Quote Originally Posted by OKC Guy View Post
I suggest you start over where the topic started. My take is on a ratio basis the burbs pay more than urban. And yes Peake and costs are exactly the topic we had.

Refresher. A poster said we could unload 2/3rds of OKC. I said if we do then you do not have Peake and all the same projects because of the loss of tax dollars. I said the cost per square mile of expenses is less than taxes taken on a ratio basis.

Those burbs pay into MAPS and projects. I even said its normal and that I was not against projects. The cost of current downtown would not be supported if you sold 2/3rds of OKC. That was the discussion.

Another example, If we took a 2 square mile area including Paycom and Farmers and all those new fancy apartments/houses and figured out how much taxes they paid then added in how much roads/police/fire/water cost - the ratio of costs to taxes paid is going to show x. Do the same for 2 square miles in downtown you have a ton of MAPS likely at least $1billion. Yes, they take in more taxes from business but the cost ratio is going to show expenses higher as a ratio to taxes. So the lower expense/tax ratio in burbs means more burb tax money (as a ratio) goes to help downtown. And thats fine its how cities all work. So to cut out 2/3rds of land area means a loss of revenue to help support downtown. I am actually ok with the downtown projects (all but streetcar) so thats not the discussion. A poster said get rid of 2/3rds and downtown has more money to spend. I say you have less.

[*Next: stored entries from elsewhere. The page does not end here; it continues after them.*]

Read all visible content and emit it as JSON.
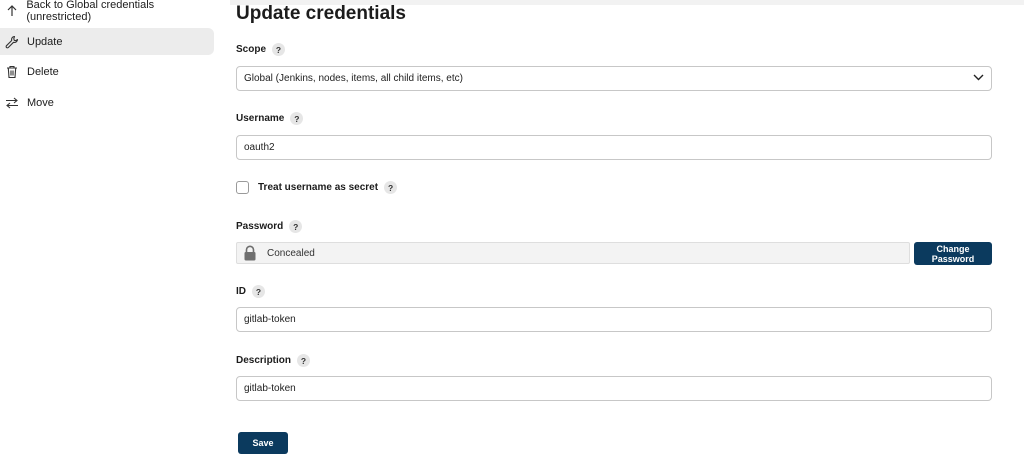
{
  "sidebar": {
    "items": [
      {
        "label": "Back to Global credentials (unrestricted)",
        "icon": "arrow-up-icon"
      },
      {
        "label": "Update",
        "icon": "wrench-icon",
        "active": true
      },
      {
        "label": "Delete",
        "icon": "trash-icon"
      },
      {
        "label": "Move",
        "icon": "swap-arrows-icon"
      }
    ]
  },
  "form": {
    "title": "Update credentials",
    "help_glyph": "?",
    "scope": {
      "label": "Scope",
      "value": "Global (Jenkins, nodes, items, all child items, etc)"
    },
    "username": {
      "label": "Username",
      "value": "oauth2"
    },
    "treat_secret": {
      "label": "Treat username as secret",
      "checked": false
    },
    "password": {
      "label": "Password",
      "value": "Concealed",
      "change_label": "Change Password"
    },
    "id": {
      "label": "ID",
      "value": "gitlab-token"
    },
    "description": {
      "label": "Description",
      "value": "gitlab-token"
    },
    "save_label": "Save"
  },
  "colors": {
    "primary_button": "#0b3a5e",
    "active_nav_bg": "#ececec",
    "border": "#c7c7c7"
  }
}
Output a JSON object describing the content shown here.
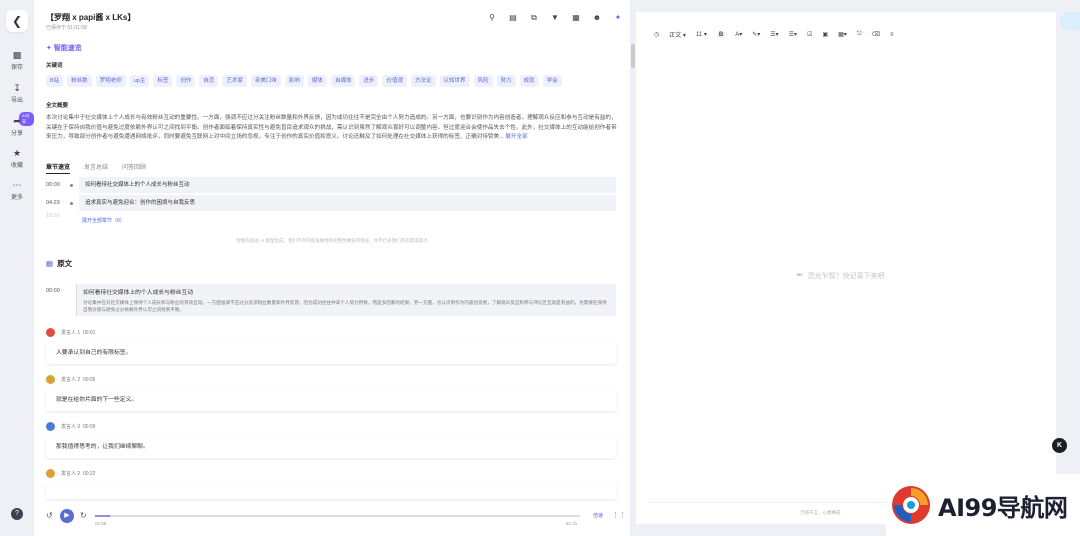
{
  "header": {
    "title": "【罗翔 x papi酱 x LKs】",
    "subtitle": "已保存于 01:01:08"
  },
  "rail": {
    "items": [
      {
        "label": "保存",
        "icon": "save-icon"
      },
      {
        "label": "导出",
        "icon": "export-icon"
      },
      {
        "label": "分享",
        "icon": "share-icon"
      },
      {
        "label": "收藏",
        "icon": "star-icon"
      },
      {
        "label": "更多",
        "icon": "more-icon"
      }
    ],
    "badge": "AI分享"
  },
  "smart": {
    "title": "智能速览",
    "keywords_label": "关键词",
    "keywords": [
      "B站",
      "粉丝数",
      "罗翔老师",
      "up主",
      "标签",
      "创作",
      "自恋",
      "艺术家",
      "亲美口味",
      "影响",
      "媒体",
      "自媒体",
      "进步",
      "价值观",
      "方法论",
      "认知世界",
      "风险",
      "努力",
      "成就",
      "学会"
    ],
    "summary_label": "全文概要",
    "summary": "本次讨论集中于社交媒体上个人成长与有效粉丝互动的重要性。一方面，强调不应过分关注粉丝数量和外界反馈，因为成功往往不是完全由个人努力造成的。另一方面，也要识别作为内容创造者，理解观众反应和参与互动是有益的，关键在于保持自我价值与避免过度依赖外界认可之间找到平衡。创作者面临着保持真实性与避免盲目追求观众的挑战，需认识到虽然了解观众喜好可以调整内容，但过度迎合会使作品失去个性。此外，社交媒体上的互动能给创作者带来压力，导致部分创作者与避免遭遇网络批评，同时要避免互联网上对中间立场的忽视，专注于创作的真实价值和意义。讨论还触及了如何处理在社交媒体上获得的标签、正确对待赞美...",
    "summary_more": "展开全部"
  },
  "tabs": [
    "章节速览",
    "发言总结",
    "问答回顾"
  ],
  "chapters": [
    {
      "time": "00:00",
      "text": "如何看待社交媒体上的个人成长与粉丝互动"
    },
    {
      "time": "04:29",
      "text": "追求真实与避免迎合：创作的困境与自我反思"
    },
    {
      "time": "10:55",
      "text": ""
    }
  ],
  "expand_chapters": "展开全部章节（8）",
  "disclaimer": "智能内容由 AI 模型生成，我们不对内容准确性和完整性做任何保证，亦不代表我们的态度或观点",
  "original": {
    "title": "原文",
    "para_time": "00:00",
    "para_title": "如何看待社交媒体上的个人成长与粉丝互动",
    "para_body": "讨论集中在对社交媒体上保持个人成长和与粉丝的有效互动。一方面强调不应过分追求粉丝数量和外界反馈，因为成功往往并非个人努力所致，而是多因素的结果。另一方面，也认识到作为内容创造者，了解观众反应和参与评论区互动是有益的，也需要在保持自我价值与避免过分依赖外界认可之间找到平衡。",
    "entries": [
      {
        "speaker": "发言人 1",
        "time": "00:01",
        "text": "人要承认到自己的有限标签。",
        "color": "#e05040"
      },
      {
        "speaker": "发言人 2",
        "time": "00:05",
        "text": "就是在给你片面的下一些定义。",
        "color": "#d9a13a"
      },
      {
        "speaker": "发言人 3",
        "time": "00:09",
        "text": "那我值得思考的，让我们继续聊聊。",
        "color": "#4a7cd6"
      },
      {
        "speaker": "发言人 2",
        "time": "00:22",
        "text": "",
        "color": "#d9a13a"
      }
    ]
  },
  "player": {
    "current": "01:56",
    "total": "61:31",
    "progress": 0.031,
    "speed": "倍速"
  },
  "editor": {
    "style": "正文",
    "size": "11",
    "placeholder": "灵光乍现？快记录下来吧",
    "footer": "万语千言，心想事成"
  },
  "watermark": "AI99导航网",
  "float_button": "K"
}
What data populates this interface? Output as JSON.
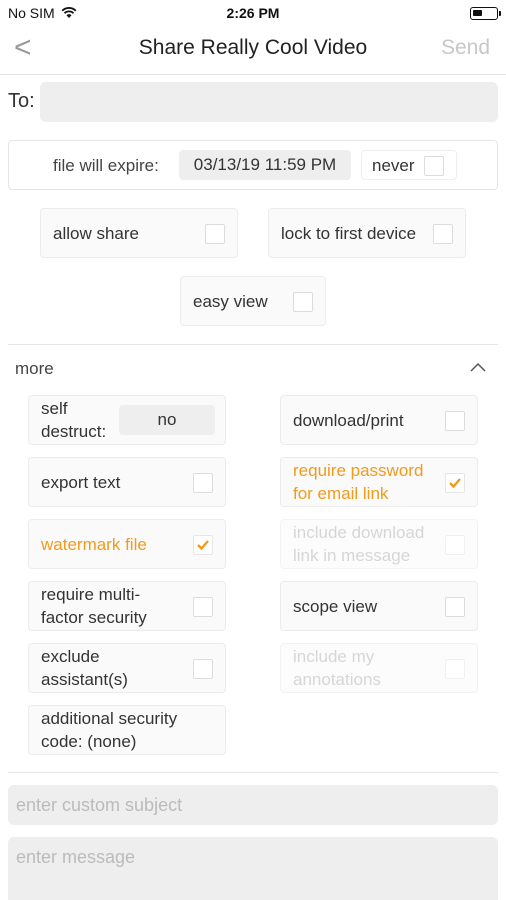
{
  "status": {
    "carrier": "No SIM",
    "time": "2:26 PM"
  },
  "nav": {
    "back": "<",
    "title": "Share Really Cool Video",
    "send": "Send"
  },
  "to": {
    "label": "To:",
    "value": ""
  },
  "expire": {
    "label": "file will expire:",
    "date": "03/13/19 11:59 PM",
    "never": "never"
  },
  "options": {
    "allow_share": "allow share",
    "lock_first_device": "lock to first device",
    "easy_view": "easy view"
  },
  "more": {
    "label": "more",
    "self_destruct_l1": "self",
    "self_destruct_l2": "destruct:",
    "self_destruct_value": "no",
    "download_print": "download/print",
    "export_text": "export text",
    "require_password_l1": "require password",
    "require_password_l2": "for email link",
    "watermark": "watermark file",
    "include_download_l1": "include download",
    "include_download_l2": "link in message",
    "mfa_l1": "require multi-",
    "mfa_l2": "factor security",
    "scope_view": "scope view",
    "exclude_l1": "exclude",
    "exclude_l2": "assistant(s)",
    "annotations_l1": "include my",
    "annotations_l2": "annotations",
    "security_code_l1": "additional security",
    "security_code_l2": "code: (none)"
  },
  "compose": {
    "subject_placeholder": "enter custom subject",
    "message_placeholder": "enter message"
  },
  "colors": {
    "accent": "#f29a1c",
    "field_bg": "#eeeeee"
  }
}
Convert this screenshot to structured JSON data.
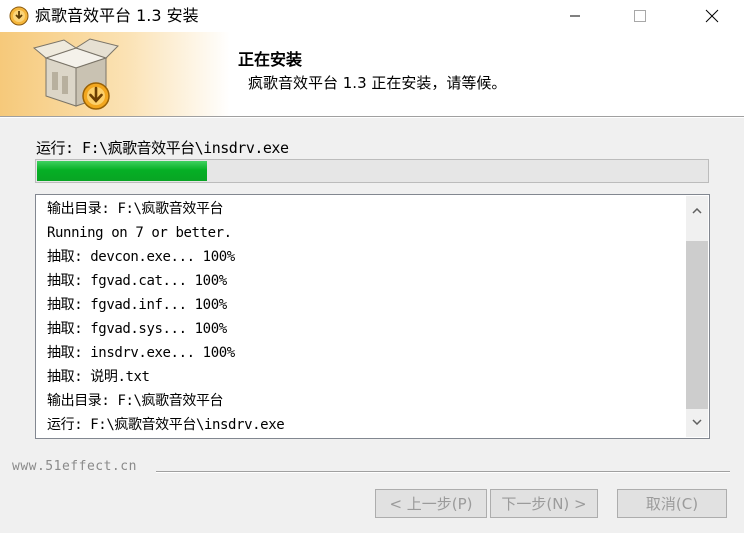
{
  "window": {
    "title": "疯歌音效平台 1.3 安装",
    "minimize_icon": "minimize-icon",
    "maximize_icon": "maximize-icon",
    "close_icon": "close-icon"
  },
  "header": {
    "title": "正在安装",
    "subtitle": "疯歌音效平台 1.3 正在安装，请等候。",
    "image_icon": "installer-box-icon"
  },
  "status": {
    "text": "运行: F:\\疯歌音效平台\\insdrv.exe",
    "progress": 0.254,
    "progress_color": "#06b025"
  },
  "log": {
    "lines": [
      "输出目录: F:\\疯歌音效平台",
      "Running on 7 or better.",
      "抽取: devcon.exe... 100%",
      "抽取: fgvad.cat... 100%",
      "抽取: fgvad.inf... 100%",
      "抽取: fgvad.sys... 100%",
      "抽取: insdrv.exe... 100%",
      "抽取: 说明.txt",
      "输出目录: F:\\疯歌音效平台",
      "运行: F:\\疯歌音效平台\\insdrv.exe"
    ]
  },
  "footer": {
    "brand": "www.51effect.cn",
    "back_label": "< 上一步(P)",
    "next_label": "下一步(N) >",
    "cancel_label": "取消(C)"
  }
}
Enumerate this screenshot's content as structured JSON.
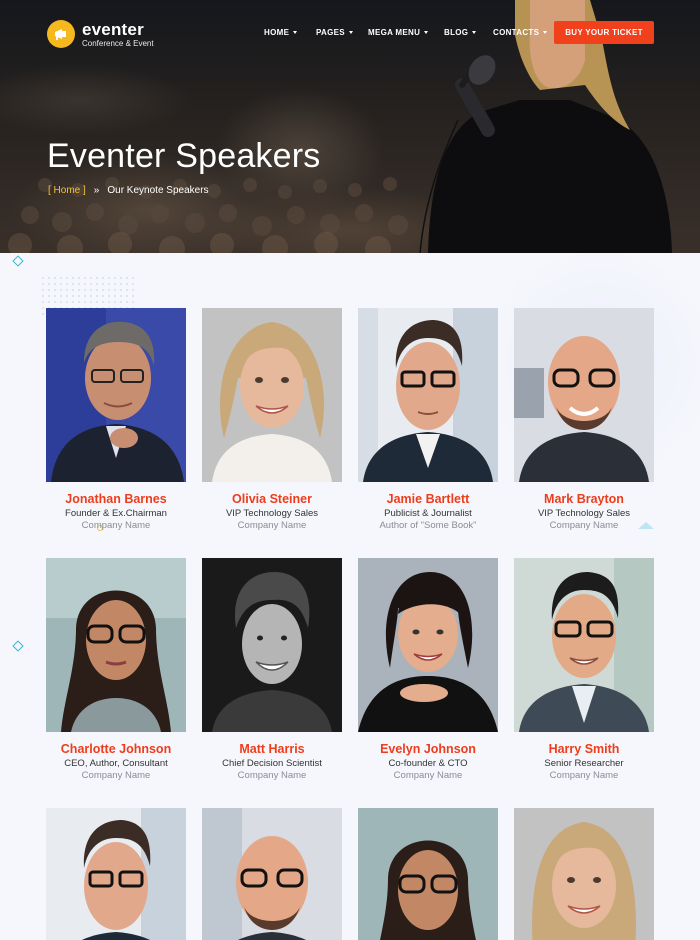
{
  "brand": {
    "name": "eventer",
    "tagline": "Conference & Event"
  },
  "nav": {
    "items": [
      {
        "label": "HOME"
      },
      {
        "label": "PAGES"
      },
      {
        "label": "MEGA MENU"
      },
      {
        "label": "BLOG"
      },
      {
        "label": "CONTACTS"
      }
    ],
    "cta": "BUY YOUR TICKET"
  },
  "hero": {
    "title": "Eventer Speakers",
    "breadcrumb": {
      "home": "[ Home ]",
      "separator": "»",
      "current": "Our Keynote Speakers"
    }
  },
  "colors": {
    "accent": "#ee3d1c",
    "cta": "#f0401c",
    "logo": "#f5b81e"
  },
  "speakers": [
    {
      "name": "Jonathan Barnes",
      "role": "Founder & Ex.Chairman",
      "company": "Company Name"
    },
    {
      "name": "Olivia Steiner",
      "role": "VIP Technology Sales",
      "company": "Company Name"
    },
    {
      "name": "Jamie Bartlett",
      "role": "Publicist & Journalist",
      "company": "Author of \"Some Book\""
    },
    {
      "name": "Mark Brayton",
      "role": "VIP Technology Sales",
      "company": "Company Name"
    },
    {
      "name": "Charlotte Johnson",
      "role": "CEO, Author, Consultant",
      "company": "Company Name"
    },
    {
      "name": "Matt Harris",
      "role": "Chief Decision Scientist",
      "company": "Company Name"
    },
    {
      "name": "Evelyn Johnson",
      "role": "Co-founder & CTO",
      "company": "Company Name"
    },
    {
      "name": "Harry Smith",
      "role": "Senior Researcher",
      "company": "Company Name"
    },
    {
      "name": "",
      "role": "",
      "company": ""
    },
    {
      "name": "",
      "role": "",
      "company": ""
    },
    {
      "name": "",
      "role": "",
      "company": ""
    },
    {
      "name": "",
      "role": "",
      "company": ""
    }
  ]
}
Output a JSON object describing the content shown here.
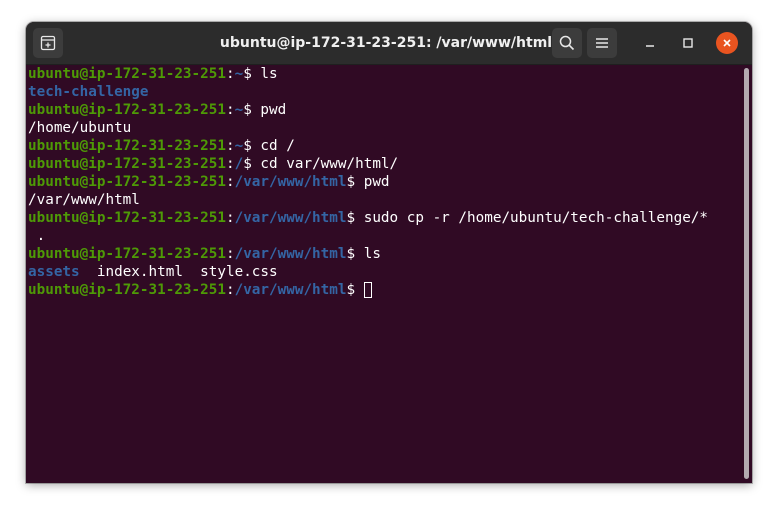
{
  "window": {
    "title": "ubuntu@ip-172-31-23-251: /var/www/html"
  },
  "titlebar": {
    "new_tab_icon": "new-tab-icon",
    "search_icon": "search-icon",
    "menu_icon": "hamburger-menu-icon",
    "minimize_icon": "minimize-icon",
    "maximize_icon": "maximize-icon",
    "close_icon": "close-icon"
  },
  "colors": {
    "terminal_bg": "#300a24",
    "prompt_user": "#4e9a06",
    "prompt_path": "#3465a4",
    "directory": "#3465a4",
    "close_button": "#e95420"
  },
  "terminal": {
    "prompt_user": "ubuntu@ip-172-31-23-251",
    "lines": [
      {
        "type": "prompt",
        "path": "~",
        "cmd": "ls"
      },
      {
        "type": "output",
        "parts": [
          {
            "text": "tech-challenge",
            "dir": true
          }
        ]
      },
      {
        "type": "prompt",
        "path": "~",
        "cmd": "pwd"
      },
      {
        "type": "output",
        "parts": [
          {
            "text": "/home/ubuntu",
            "dir": false
          }
        ]
      },
      {
        "type": "prompt",
        "path": "~",
        "cmd": "cd /"
      },
      {
        "type": "prompt",
        "path": "/",
        "cmd": "cd var/www/html/"
      },
      {
        "type": "prompt",
        "path": "/var/www/html",
        "cmd": "pwd"
      },
      {
        "type": "output",
        "parts": [
          {
            "text": "/var/www/html",
            "dir": false
          }
        ]
      },
      {
        "type": "prompt",
        "path": "/var/www/html",
        "cmd": "sudo cp -r /home/ubuntu/tech-challenge/*"
      },
      {
        "type": "output",
        "parts": [
          {
            "text": " .",
            "dir": false
          }
        ]
      },
      {
        "type": "prompt",
        "path": "/var/www/html",
        "cmd": "ls"
      },
      {
        "type": "output",
        "parts": [
          {
            "text": "assets",
            "dir": true
          },
          {
            "text": "  index.html  style.css",
            "dir": false
          }
        ]
      },
      {
        "type": "prompt",
        "path": "/var/www/html",
        "cmd": "",
        "cursor": true
      }
    ]
  }
}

Yes I’m that poster because it is true. It’s really not a hard concept. I would cut 2/3rds of land area (operating costs) and keep 90% of sales tax base (revenue).

You keep bringing up maps like it hasn’t paid for itself lol. The suburbs don’t pay for maps, maps pays for itself.

1 billion in maps money invested downtown producing 2 billion in private investment/ new sales tax base vs $200,000 in road maintenace for far flung areas that will generate 0 in new sales tax receipts. Which one is a better investment?